12 February 2016 -
Design History Society Day Symposium, Transnational Textiles: New Directions (27 November 2015), Northumbria University at Newcastle.
Dr Elizabeth Kramer
The generous Design History Society Day Symposium Award enabled the symposium Transnational Textiles: New Directions to take place at Northumbria University in November. The Symposium brought together academics, students, practitioners and museum professionals based in the UK and Scandinavia to share their interest in transnational textiles.
Transnational Textiles reflects a recent focus on more globally representative studies of design history through its investigation of the ways in which transnational textiles and fashion challenge mainstream discourse. Speakers examined textile and fashion design, production, distribution and consumption to explore the interconnectedness of multiple cultures, including African, Chinese, European, Indian, Japanese, North American and Scandinavian.

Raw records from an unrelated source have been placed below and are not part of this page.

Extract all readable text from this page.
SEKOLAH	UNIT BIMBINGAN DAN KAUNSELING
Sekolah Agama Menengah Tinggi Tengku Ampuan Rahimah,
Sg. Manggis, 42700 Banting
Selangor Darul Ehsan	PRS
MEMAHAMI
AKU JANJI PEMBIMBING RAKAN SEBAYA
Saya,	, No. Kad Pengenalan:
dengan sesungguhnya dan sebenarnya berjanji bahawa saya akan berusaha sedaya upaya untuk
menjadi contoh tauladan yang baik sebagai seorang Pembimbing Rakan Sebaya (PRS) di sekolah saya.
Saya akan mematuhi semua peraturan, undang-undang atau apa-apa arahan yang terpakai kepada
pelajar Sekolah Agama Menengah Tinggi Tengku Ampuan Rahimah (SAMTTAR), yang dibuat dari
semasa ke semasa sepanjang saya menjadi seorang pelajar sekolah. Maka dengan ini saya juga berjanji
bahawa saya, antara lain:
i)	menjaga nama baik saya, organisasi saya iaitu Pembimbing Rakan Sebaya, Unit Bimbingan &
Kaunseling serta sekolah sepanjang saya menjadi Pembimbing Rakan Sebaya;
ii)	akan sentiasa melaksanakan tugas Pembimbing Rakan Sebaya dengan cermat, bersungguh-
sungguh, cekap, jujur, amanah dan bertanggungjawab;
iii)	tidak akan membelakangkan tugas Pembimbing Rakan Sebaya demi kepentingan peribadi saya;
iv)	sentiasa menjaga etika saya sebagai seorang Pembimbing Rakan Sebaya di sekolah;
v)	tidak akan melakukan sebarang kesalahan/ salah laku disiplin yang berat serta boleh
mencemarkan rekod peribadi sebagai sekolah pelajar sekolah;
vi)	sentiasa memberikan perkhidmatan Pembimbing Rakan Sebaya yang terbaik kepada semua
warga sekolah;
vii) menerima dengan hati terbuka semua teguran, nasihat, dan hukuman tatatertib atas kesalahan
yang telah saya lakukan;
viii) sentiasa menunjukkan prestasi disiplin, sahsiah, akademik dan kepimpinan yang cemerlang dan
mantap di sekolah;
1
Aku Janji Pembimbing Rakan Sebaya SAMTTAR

The Symposium demonstrated that design inspiration as well as the manufacturing, marketing and consumption of textiles did not flow in one direction. Rather, a dynamic, ongoing cross-cultural dialogue emerged. This fluidity was demonstrated in Angela Jansen’s paper, which explored the inspiration Yves Saint Laurent drew from Morocco and the inspiration that Maison Joste, a salon de haute couture in Casablanca under the direction of Tamy Tazi, drew from the French designer. The ways in which transnational textile design, production and consumption relate to issues of identity and cultural production was also a dominate theme of the Symposium. Nicola Stylianou’s paper demonstrated how the gele, an elaborate headwrap manufactured and worn by women internationally, challenges the rigid categories frequently used to categorise dress practices: ‘fashionable’, ‘traditional’, ‘local’ and ‘global’. Through an examination of personal archives and oral histories, Elli Michaela Young’s exploration of fashion from the 1950s-1975 revealed how dress could be made, worn and photographed to control one’s own representation of self, community and place, in constructing a modern Jamaica.

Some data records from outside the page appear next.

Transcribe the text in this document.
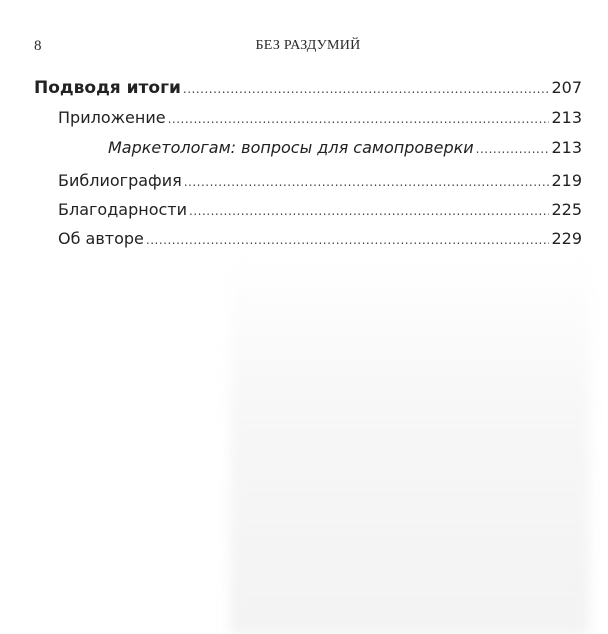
8	БЕЗ РАЗДУМИЙ
Подводя итоги .....	207
Приложение .....	213
Маркетологам: вопросы для самопроверки .....	213
Библиография .....	219
Благодарности .....	225
Об авторе .....	229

Tereza Kuldova’s paper demonstrated an increased decentralisation of Europe in the discussion of contemporary design. The fashion industry is under increased pressure to prove itself socially and environmentally responsible and ethical. Kuldova explored the ways in which philanthrocapitalism impacts on Indian fashion, questioning whether its initiatives provide better opportunities for the majority of India’s textile workforce.
The Symposium also revealed how transnational textile exchanges drew connections between debate regarding the division of craft, design and art in relation to cultural identity. While textiles were related to ideas of ethnicity and nationalism in Europe following the First World War, Sabrina Rahman showed how the Austrian Werkbund translated diverse vernacular forms and motifs into a transnational modernity, intended to be circulated locally and globally. Leena Svinhufvud tracked the impact of Finnish artists Loja Saarinen and Marianne Strengell, and Swedish artist Maja Andersson Wirde, on the education programme in weaving offered at Cranbrook Academy of Art in Michigan (1930s-40s) and discussed the wider implication of the introduction of Scandinavian handloom weaving in America.

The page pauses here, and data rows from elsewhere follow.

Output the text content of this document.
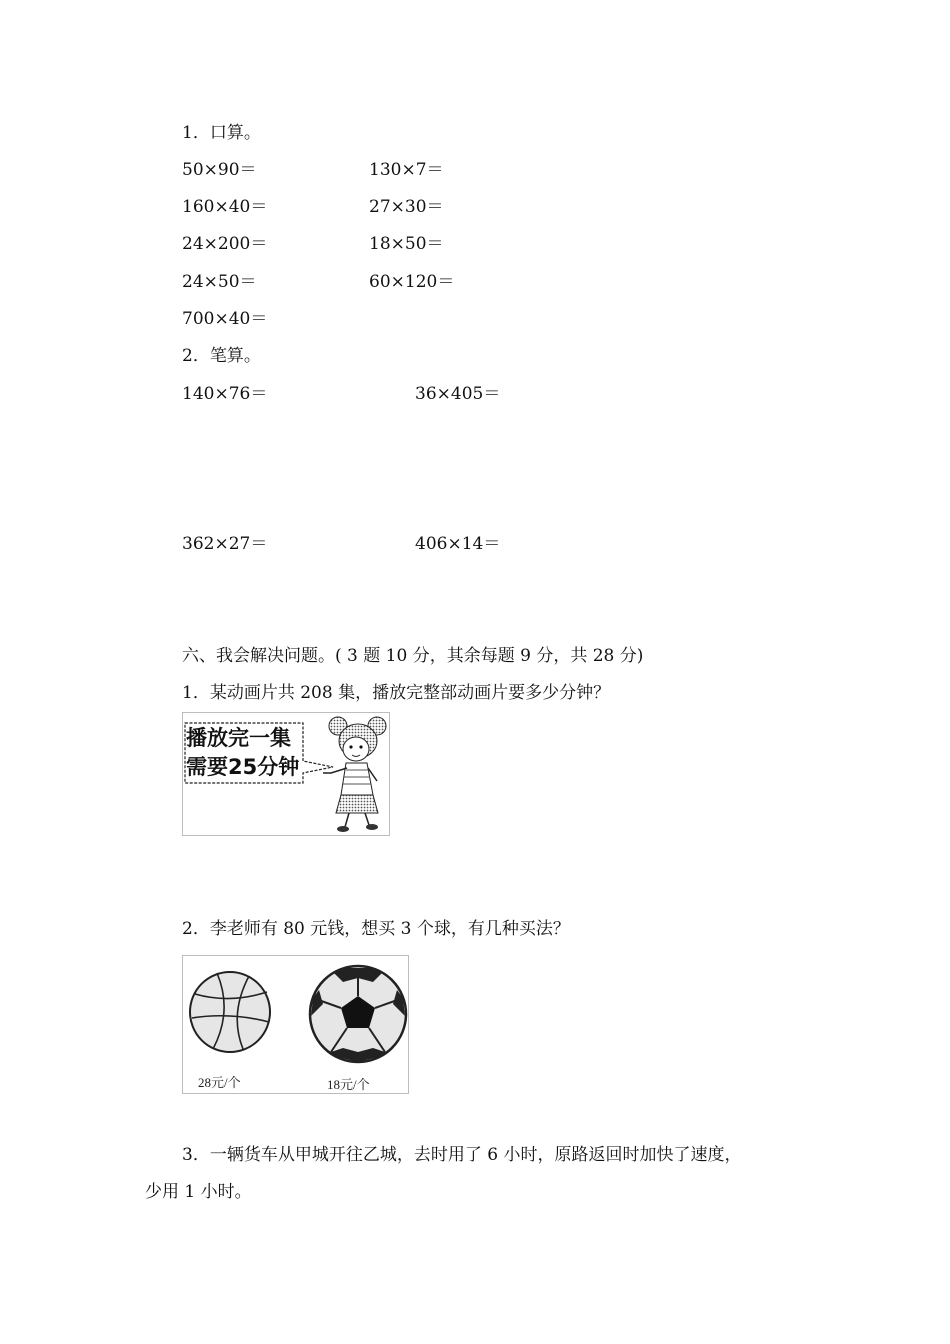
1．口算。
50×90＝	130×7＝
160×40＝	27×30＝
24×200＝	18×50＝
24×50＝	60×120＝
700×40＝
2．笔算。
140×76＝	36×405＝
362×27＝	406×14＝
六、我会解决问题。( 3 题 10 分，其余每题 9 分，共 28 分)
1．某动画片共 208 集，播放完整部动画片要多少分钟？
播放完一集
需要25分钟
2．李老师有 80 元钱，想买 3 个球，有几种买法？
28元/个	18元/个
3．一辆货车从甲城开往乙城，去时用了 6 小时，原路返回时加快了速度，
少用 1 小时。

Papers also looked at the ways in which transnational textiles serve as a site at which circumscribed identities are challenged and dissolved. Wessie Ling examined the cultural significance of Red-White-Blue, a polyethylene material with a history of use across Asia (and globally as revealed in further examples provided by an enthusiastic audience) that is used to represent Hong Kong local spirit in art as well as in commercial spaces. Elizabeth Kramer interrogated the fashionable kimono jacket to show how the kimono as a source of inspiration goes beyond exoticism, through a discussion of embodiment.
The Symposium allowed speakers and audience to reflect on the shared meanings that historic and contemporary transnational textile exchange produces globally.